Decentralization Leaves Security in the Individuals’ Hands

Of course, the issue isn’t Ronin’s alone, but it is the most glaring example, and it is a guarantee that there are DeFi protocols out there that, like Sky Mavis, simply don’t know that their security is insubstantial. There is no handbook to turn to, no DeFi Security for Dummies – each set of product creators and developers are just having a guess at what will be best practice.
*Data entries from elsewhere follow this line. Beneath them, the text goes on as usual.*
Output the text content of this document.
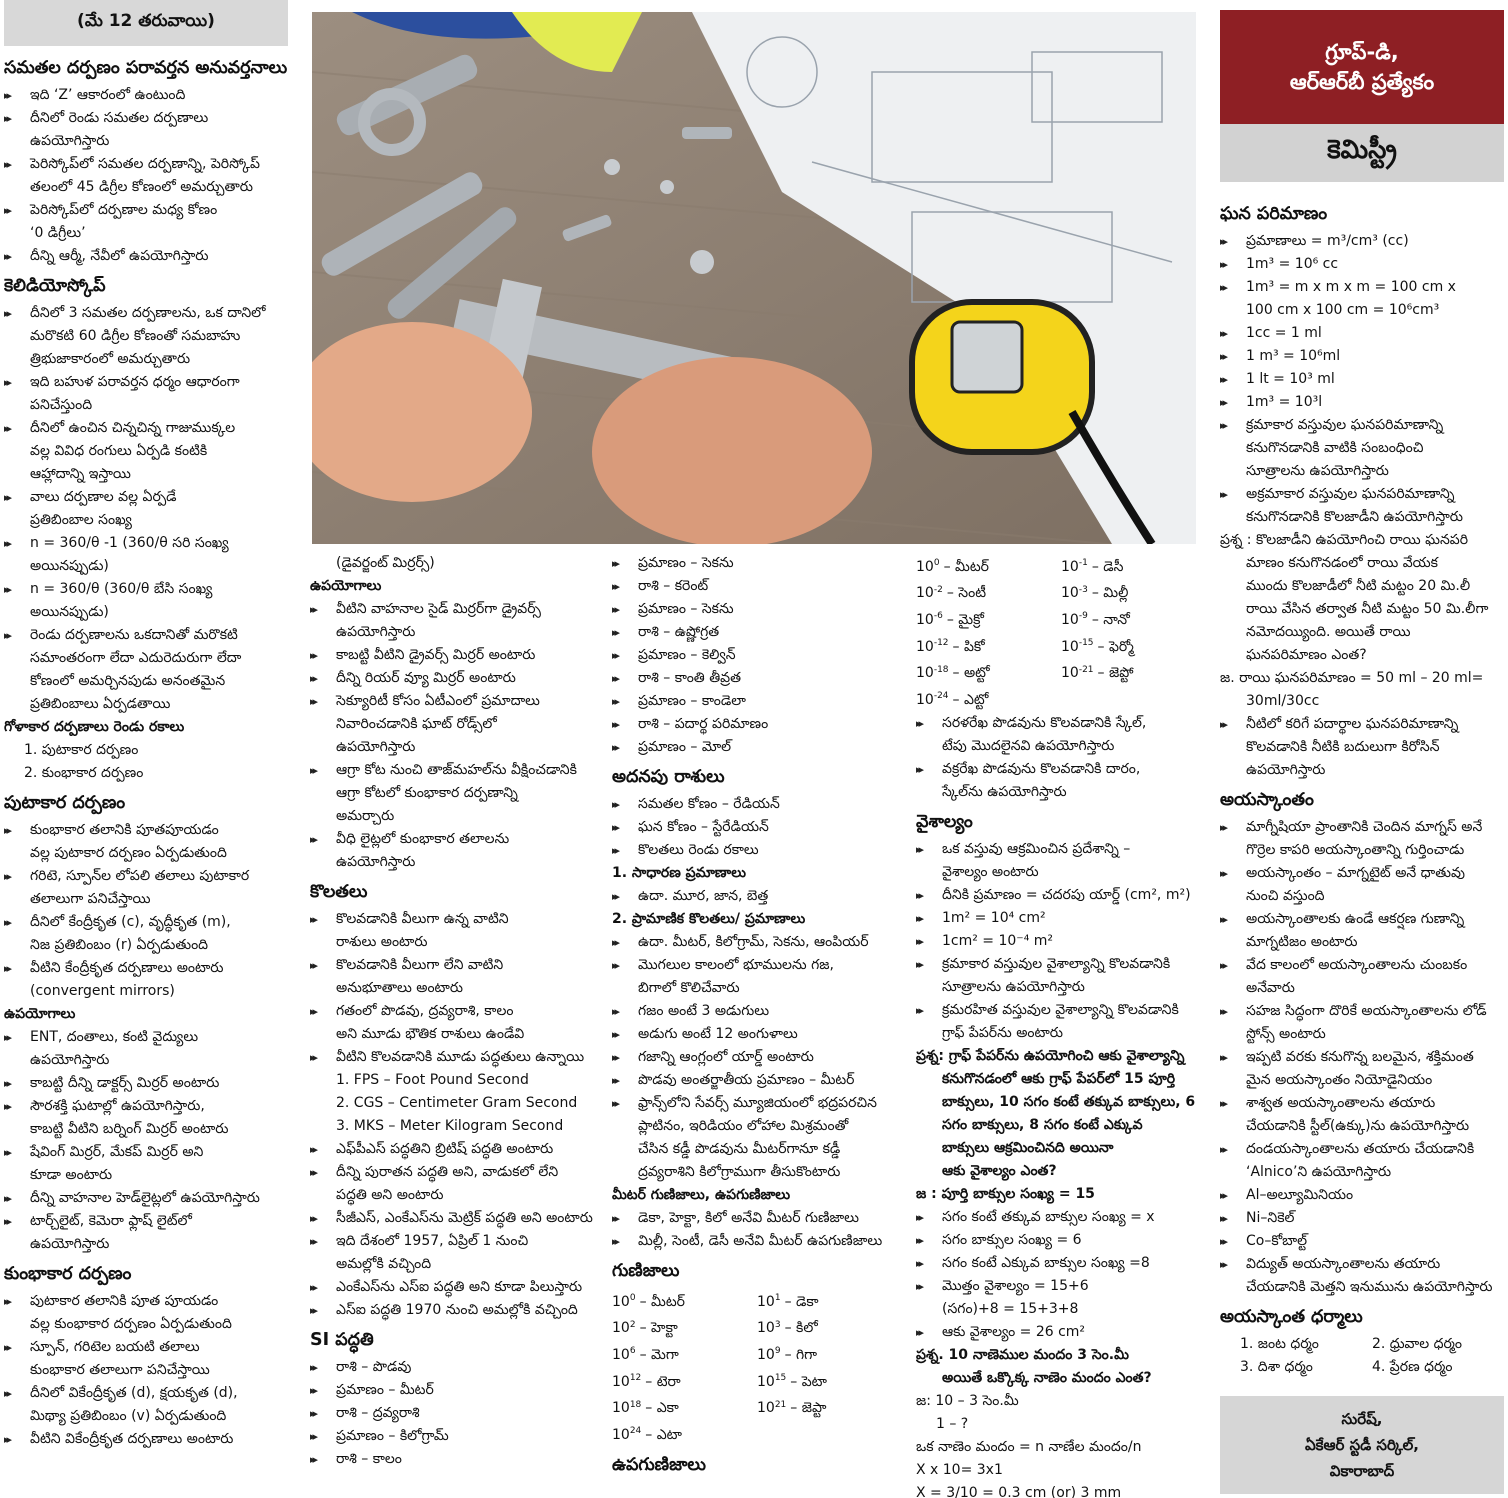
(మే 12 తరువాయి)
సమతల దర్పణం పరావర్తన అనువర్తనాలు
▸▸ ఇది ‘Z’ ఆకారంలో ఉంటుంది
▸▸ దీనిలో రెండు సమతల దర్పణాలు
ఉపయోగిస్తారు
▸▸ పెరిస్కోప్‌లో సమతల దర్పణాన్ని, పెరిస్కోప్
తలంలో 45 డిగ్రీల కోణంలో అమర్చుతారు
▸▸ పెరిస్కోప్‌లో దర్పణాల మధ్య కోణం
‘0 డిగ్రీలు’
▸▸ దీన్ని ఆర్మీ, నేవీలో ఉపయోగిస్తారు
కెలిడియోస్కోప్
▸▸ దీనిలో 3 సమతల దర్పణాలను, ఒక దానిలో
మరొకటి 60 డిగ్రీల కోణంతో సమబాహు
త్రిభుజాకారంలో అమర్చుతారు
▸▸ ఇది బహుళ పరావర్తన ధర్మం ఆధారంగా
పనిచేస్తుంది
▸▸ దీనిలో ఉంచిన చిన్నచిన్న గాజుముక్కల
వల్ల వివిధ రంగులు ఏర్పడి కంటికి
ఆహ్లాదాన్ని ఇస్తాయి
▸▸ వాలు దర్పణాల వల్ల ఏర్పడే
ప్రతిబింబాల సంఖ్య
▸▸ n = 360/θ -1 (360/θ సరి సంఖ్య
అయినప్పుడు)
▸▸ n = 360/θ (360/θ బేసి సంఖ్య
అయినప్పుడు)
▸▸ రెండు దర్పణాలను ఒకదానితో మరొకటి
సమాంతరంగా లేదా ఎదురెదురుగా లేదా
కోణంలో అమర్చినపుడు అనంతమైన
ప్రతిబింబాలు ఏర్పడతాయి
గోళాకార దర్పణాలు రెండు రకాలు
1. పుటాకార దర్పణం
2. కుంభాకార దర్పణం
పుటాకార దర్పణం
▸▸ కుంభాకార తలానికి పూతపూయడం
వల్ల పుటాకార దర్పణం ఏర్పడుతుంది
▸▸ గరిటె, స్పూన్‌ల లోపలి తలాలు పుటాకార
తలాలుగా పనిచేస్తాయి
▸▸ దీనిలో కేంద్రీకృత (c), వృద్ధీకృత (m),
నిజ ప్రతిబింబం (r) ఏర్పడుతుంది
▸▸ వీటిని కేంద్రీకృత దర్పణాలు అంటారు
(convergent mirrors)
ఉపయోగాలు
▸▸ ENT, దంతాలు, కంటి వైద్యులు
ఉపయోగిస్తారు
▸▸ కాబట్టి దీన్ని డాక్టర్స్ మిర్రర్ అంటారు
▸▸ సౌరశక్తి ఘటాల్లో ఉపయోగిస్తారు,
కాబట్టి వీటిని బర్నింగ్ మిర్రర్ అంటారు
▸▸ షేవింగ్ మిర్రర్, మేకప్ మిర్రర్ అని
కూడా అంటారు
▸▸ దీన్ని వాహనాల హెడ్‌లైట్లలో ఉపయోగిస్తారు
▸▸ టార్చ్‌లైట్, కెమెరా ఫ్లాష్ లైట్‌లో
ఉపయోగిస్తారు
కుంభాకార దర్పణం
▸▸ పుటాకార తలానికి పూత పూయడం
వల్ల కుంభాకార దర్పణం ఏర్పడుతుంది
▸▸ స్పూన్, గరిటెల బయటి తలాలు
కుంభాకార తలాలుగా పనిచేస్తాయి
▸▸ దీనిలో వికేంద్రీకృత (d), క్షయకృత (d),
మిథ్యా ప్రతిబింబం (v) ఏర్పడుతుంది
▸▸ వీటిని వికేంద్రీకృత దర్పణాలు అంటారు
(డైవర్జంట్ మిర్రర్స్)
ఉపయోగాలు
▸▸ వీటిని వాహనాల సైడ్ మిర్రర్‌గా డ్రైవర్స్
ఉపయోగిస్తారు
▸▸ కాబట్టి వీటిని డ్రైవర్స్ మిర్రర్ అంటారు
▸▸ దీన్ని రియర్ వ్యూ మిర్రర్ అంటారు
▸▸ సెక్యూరిటీ కోసం ఏటీఎంలో ప్రమాదాలు
నివారించడానికి ఘాట్ రోడ్స్‌లో
ఉపయోగిస్తారు
▸▸ ఆగ్రా కోట నుంచి తాజ్‌మహల్‌ను వీక్షించడానికి
ఆగ్రా కోటలో కుంభాకార దర్పణాన్ని
అమర్చారు
▸▸ వీధి లైట్లలో కుంభాకార తలాలను
ఉపయోగిస్తారు
కొలతలు
▸▸ కొలవడానికి వీలుగా ఉన్న వాటిని
రాశులు అంటారు
▸▸ కొలవడానికి వీలుగా లేని వాటిని
అనుభూతాలు అంటారు
▸▸ గతంలో పొడవు, ద్రవ్యరాశి, కాలం
అని మూడు భౌతిక రాశులు ఉండేవి
▸▸ వీటిని కొలవడానికి మూడు పద్ధతులు ఉన్నాయి
1. FPS – Foot Pound Second
2. CGS – Centimeter Gram Second
3. MKS – Meter Kilogram Second
▸▸ ఎఫ్‌పీఎస్ పద్ధతిని బ్రిటిష్ పద్ధతి అంటారు
▸▸ దీన్ని పురాతన పద్ధతి అని, వాడుకలో లేని
పద్ధతి అని అంటారు
▸▸ సీజీఎస్, ఎంకేఎస్‌ను మెట్రిక్ పద్ధతి అని అంటారు
▸▸ ఇది దేశంలో 1957, ఏప్రిల్ 1 నుంచి
అమల్లోకి వచ్చింది
▸▸ ఎంకేఎస్‌ను ఎస్ఐ పద్ధతి అని కూడా పిలుస్తారు
▸▸ ఎస్ఐ పద్ధతి 1970 నుంచి అమల్లోకి వచ్చింది
SI పద్ధతి
▸▸ రాశి – పొడవు
▸▸ ప్రమాణం – మీటర్
▸▸ రాశి – ద్రవ్యరాశి
▸▸ ప్రమాణం – కిలోగ్రామ్
▸▸ రాశి – కాలం
▸▸ ప్రమాణం – సెకను
▸▸ రాశి – కరెంట్
▸▸ ప్రమాణం – సెకను
▸▸ రాశి – ఉష్ణోగ్రత
▸▸ ప్రమాణం – కెల్విన్
▸▸ రాశి – కాంతి తీవ్రత
▸▸ ప్రమాణం – కాండెలా
▸▸ రాశి – పదార్థ పరిమాణం
▸▸ ప్రమాణం – మోల్
అదనపు రాశులు
▸▸ సమతల కోణం – రేడియన్
▸▸ ఘన కోణం – స్టేరేడియన్
▸▸ కొలతలు రెండు రకాలు
1. సాధారణ ప్రమాణాలు
▸▸ ఉదా. మూర, జాన, బెత్త
2. ప్రామాణిక కొలతలు/ ప్రమాణాలు
▸▸ ఉదా. మీటర్, కిలోగ్రామ్, సెకను, ఆంపియర్
▸▸ మొగలుల కాలంలో భూములను గజ,
బిగాలో కొలిచేవారు
▸▸ గజం అంటే 3 అడుగులు
▸▸ అడుగు అంటే 12 అంగుళాలు
▸▸ గజాన్ని ఆంగ్లంలో యార్డ్ అంటారు
▸▸ పొడవు అంతర్జాతీయ ప్రమాణం – మీటర్
▸▸ ఫ్రాన్స్‌లోని సేవర్స్ మ్యూజియంలో భద్రపరచిన
ప్లాటినం, ఇరిడియం లోహాల మిశ్రమంతో
చేసిన కడ్డీ పొడవును మీటర్‌గానూ కడ్డీ
ద్రవ్యరాశిని కిలోగ్రాముగా తీసుకొంటారు
మీటర్ గుణిజాలు, ఉపగుణిజాలు
▸▸ డెకా, హెక్టా, కిలో అనేవి మీటర్ గుణిజాలు
▸▸ మిల్లీ, సెంటీ, డెసీ అనేవి మీటర్ ఉపగుణిజాలు
గుణిజాలు
$10^0$ – మీటర్	$10^1$ – డెకా
$10^2$ – హెక్టా	$10^3$ – కిలో
$10^6$ – మెగా	$10^9$ – గిగా
$10^{12}$ – టెరా	$10^{15}$ – పెటా
$10^{18}$ – ఎకా	$10^{21}$ – జెప్టా
$10^{24}$ – ఎటా
ఉపగుణిజాలు
$10^0$ – మీటర్	$10^{-1}$ – డెసీ
$10^{-2}$ – సెంటీ	$10^{-3}$ – మిల్లీ
$10^{-6}$ – మైక్రో	$10^{-9}$ – నానో
$10^{-12}$ – పికో	$10^{-15}$ – ఫెర్మో
$10^{-18}$ – అట్టో	$10^{-21}$ – జెప్టో
$10^{-24}$ – ఎట్టో
▸▸ సరళరేఖ పొడవును కొలవడానికి స్కేల్,
టేపు మొదలైనవి ఉపయోగిస్తారు
▸▸ వక్రరేఖ పొడవును కొలవడానికి దారం,
స్కేల్‌ను ఉపయోగిస్తారు
వైశాల్యం
▸▸ ఒక వస్తువు ఆక్రమించిన ప్రదేశాన్ని –
వైశాల్యం అంటారు
▸▸ దీనికి ప్రమాణం = చదరపు యార్డ్ (cm², m²)
▸▸ 1m² = 10⁴ cm²
▸▸ 1cm² = 10⁻⁴ m²
▸▸ క్రమాకార వస్తువుల వైశాల్యాన్ని కొలవడానికి
సూత్రాలను ఉపయోగిస్తారు
▸▸ క్రమరహిత వస్తువుల వైశాల్యాన్ని కొలవడానికి
గ్రాఫ్ పేపర్‌ను అంటారు
ప్రశ్న: గ్రాఫ్ పేపర్‌ను ఉపయోగించి ఆకు వైశాల్యాన్ని
కనుగొనడంలో ఆకు గ్రాఫ్ పేపర్‌లో 15 పూర్తి
బాక్సులు, 10 సగం కంటే తక్కువ బాక్సులు, 6
సగం బాక్సులు, 8 సగం కంటే ఎక్కువ
బాక్సులు ఆక్రమించినది అయినా
ఆకు వైశాల్యం ఎంత?
జ : పూర్తి బాక్సుల సంఖ్య = 15
▸▸ సగం కంటే తక్కువ బాక్సుల సంఖ్య = x
▸▸ సగం బాక్సుల సంఖ్య = 6
▸▸ సగం కంటే ఎక్కువ బాక్సుల సంఖ్య =8
▸▸ మొత్తం వైశాల్యం = 15+6
(సగం)+8 = 15+3+8
▸▸ ఆకు వైశాల్యం = 26 cm²
ప్రశ్న. 10 నాణెముల మందం 3 సెం.మీ
అయితే ఒక్కొక్క నాణెం మందం ఎంత?
జ: 10 – 3 సెం.మీ
1 – ?
ఒక నాణెం మందం = n నాణేల మందం/n
X x 10= 3x1
X = 3/10 = 0.3 cm (or) 3 mm
గ్రూప్-డి,
ఆర్‌ఆర్‌బీ ప్రత్యేకం
కెమిస్ట్రీ
ఘన పరిమాణం
▸▸ ప్రమాణాలు = m³/cm³ (cc)
▸▸ 1m³ = 10⁶ cc
▸▸ 1m³ = m x m x m = 100 cm x
100 cm x 100 cm = 10⁶cm³
▸▸ 1cc = 1 ml
▸▸ 1 m³ = 10⁶ml
▸▸ 1 lt = 10³ ml
▸▸ 1m³ = 10³l
▸▸ క్రమాకార వస్తువుల ఘనపరిమాణాన్ని
కనుగొనడానికి వాటికి సంబంధించి
సూత్రాలను ఉపయోగిస్తారు
▸▸ అక్రమాకార వస్తువుల ఘనపరిమాణాన్ని
కనుగొనడానికి కొలజాడీని ఉపయోగిస్తారు
ప్రశ్న : కొలజాడీని ఉపయోగించి రాయి ఘనపరి
మాణం కనుగొనడంలో రాయి వేయక
ముందు కొలజాడీలో నీటి మట్టం 20 మి.లీ
రాయి వేసిన తర్వాత నీటి మట్టం 50 మి.లీగా
నమోదయ్యింది. అయితే రాయి
ఘనపరిమాణం ఎంత?
జ. రాయి ఘనపరిమాణం = 50 ml – 20 ml=
30ml/30cc
▸▸ నీటిలో కరిగే పదార్థాల ఘనపరిమాణాన్ని
కొలవడానికి నీటికి బదులుగా కిరోసిన్
ఉపయోగిస్తారు
అయస్కాంతం
▸▸ మాగ్నీషియా ప్రాంతానికి చెందిన మాగ్నస్ అనే
గొర్రెల కాపరి అయస్కాంతాన్ని గుర్తించాడు
▸▸ అయస్కాంతం – మాగ్నటైట్ అనే ధాతువు
నుంచి వస్తుంది
▸▸ అయస్కాంతాలకు ఉండే ఆకర్షణ గుణాన్ని
మాగ్నటిజం అంటారు
▸▸ వేద కాలంలో అయస్కాంతాలను చుంబకం
అనేవారు
▸▸ సహజ సిద్ధంగా దొరికే అయస్కాంతాలను లోడ్
స్టోన్స్ అంటారు
▸▸ ఇప్పటి వరకు కనుగొన్న బలమైన, శక్తిమంత
మైన అయస్కాంతం నియోడైనియం
▸▸ శాశ్వత అయస్కాంతాలను తయారు
చేయడానికి స్టీల్(ఉక్కు)ను ఉపయోగిస్తారు
▸▸ దండయస్కాంతాలను తయారు చేయడానికి
‘Alnico’ని ఉపయోగిస్తారు
▸▸ Al–అల్యూమినియం
▸▸ Ni–నికెల్
▸▸ Co–కోబాల్ట్
▸▸ విద్యుత్ అయస్కాంతాలను తయారు
చేయడానికి మెత్తని ఇనుమును ఉపయోగిస్తారు
అయస్కాంత ధర్మాలు
1. జంట ధర్మం	2. ధ్రువాల ధర్మం
3. దిశా ధర్మం	4. ప్రేరణ ధర్మం
సురేష్,
ఏకేఆర్ స్టడీ సర్కిల్,
వికారాబాద్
Unfortunately, this is having a direct impact on the potential safety of millions of people between Pyongyang and New York. North Korea’s missile development is being directly funded by funds raised by cryptocurrency hacks, and still it doesn’t seem that creators and developers are taking it seriously enough. Companies like Certik can carry out smart contract audits to make sure the code is up to scratch, but Certik-certified protocols are hacked anyway.

If we can’t have an official body that oversees all DeFi protocols (which, obviously, we can’t), then there should at least be a handbook for Defi protocol creators and developers to follow to ensure that their protocols are protected in the strongest way possible from hackers. And if that’s not possible, then those in positions of power in these projects need to be thinking creatively when it comes to issues of security. They should use the Ronin hack as a barometer for their own measures: Sky Mavis thought that 9 validators would be enough to keep hackers at bay, and now, post-hack, they’re aiming for 100. That fact should have every DeFi protocol creator sitting up and taking notice, and then taking action.

Freedom of DeFi Is on the Line

This issue is becoming so important that it bears repeating. North Korea funds elite hacking groups that are picking off DeFi protocols like apples off a tree in autumn, stealing hundreds of millions of dollars and using it to make weapons of mass destruction. The cryptocurrency space simply cannot allow events the scale of the Ronin hack to continue, or there will be a crackdown on the crypto and DeFi space the likes of which we can’t even imagine yet.

We can’t complain that the likes of the EU parliament wants to deanonymize all cryptocurrency wallets if protocol developers are making products that are unintentionally funding terror.

We will only get one shot at ensuring that the crypto and DeFi spaces retain the levels of privacy that we demand, but this comes at the cost of far tighter security. Protocol operators need to wake up to what has been happening with the likes of Lazarus and increase their efforts ten fold or risk the lives of millions of people, and have the space getting regulated into non-existence.